Speaking of big jobs, we all know that legacy modernization represents some very ripe fruit for IBM i developers today, and, in my opinion, that trend is likely to accelerate at an ever-increasing pace. MC Press Online ran a news story earlier this month, "Dell Acquisitions Signal Big Step into Global Application Modernization Business," about how Dell is acquiring multiple companies with legacy-system modernization specialties so that it can get its share of what it perceives to be a very large legacy-modernization pie.

 

CA Plex is a tool useful in the legacy modernization challenge for companies that need to develop and maintain applications on disparate and multiple platforms with key data remaining integrated across these different platforms and computing environments. It has a platform-neutral language editor, a diagrammer, and impact analysis tools. It has a multiple-developer repository with built-in configuration management for storing design models across multiple versions, languages, and platforms. It will generate 100 percent of the desired native code with 5250 host screens, HTML and GUI clients, server programs, and database objects.
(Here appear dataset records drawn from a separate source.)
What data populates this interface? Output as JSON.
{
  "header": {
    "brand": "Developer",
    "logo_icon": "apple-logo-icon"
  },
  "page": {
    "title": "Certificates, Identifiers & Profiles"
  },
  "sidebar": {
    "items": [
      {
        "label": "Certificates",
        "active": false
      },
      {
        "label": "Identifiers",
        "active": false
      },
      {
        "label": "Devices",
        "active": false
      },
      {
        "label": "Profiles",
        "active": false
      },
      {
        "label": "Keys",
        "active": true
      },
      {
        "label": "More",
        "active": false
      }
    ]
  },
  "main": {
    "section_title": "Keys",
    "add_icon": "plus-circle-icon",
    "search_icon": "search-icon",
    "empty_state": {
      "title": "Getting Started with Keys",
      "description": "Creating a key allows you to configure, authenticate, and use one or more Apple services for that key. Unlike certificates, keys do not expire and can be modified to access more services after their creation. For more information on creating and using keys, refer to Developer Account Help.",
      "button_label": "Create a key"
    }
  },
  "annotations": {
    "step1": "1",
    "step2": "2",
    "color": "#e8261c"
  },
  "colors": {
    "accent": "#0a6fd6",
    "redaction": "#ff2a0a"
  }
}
The modeling environment is appreciated by business users since it puts them on an equal footing with the technical staff when everyone is about to review the planned application's design and development methodology.

 

According to CA, and enthusiastic users, CA Plex can help provide a clear, yet flexible, modernization path for IBM i development teams using a model-based approach and pattern-driven development. If you need to extend your system to new environments without disrupting the good things that you have going for you now, you should have the means to modernize legacy IBM i applications across platforms on the Web and over a distributed SOA environment using your existing skills. CA says it's common for CA Plex developers to concentrate more on what their application does than on how it does it, and they begin to feel more in the role of a business architect than a mere technical expert.

 

While there are no free downloads of CA Plex from the CA Web site that I could find, oftentimes business partners will work out a trial for their customers. Check the CA Web site for tips on where to find a CA Plex sales, service, and education partner.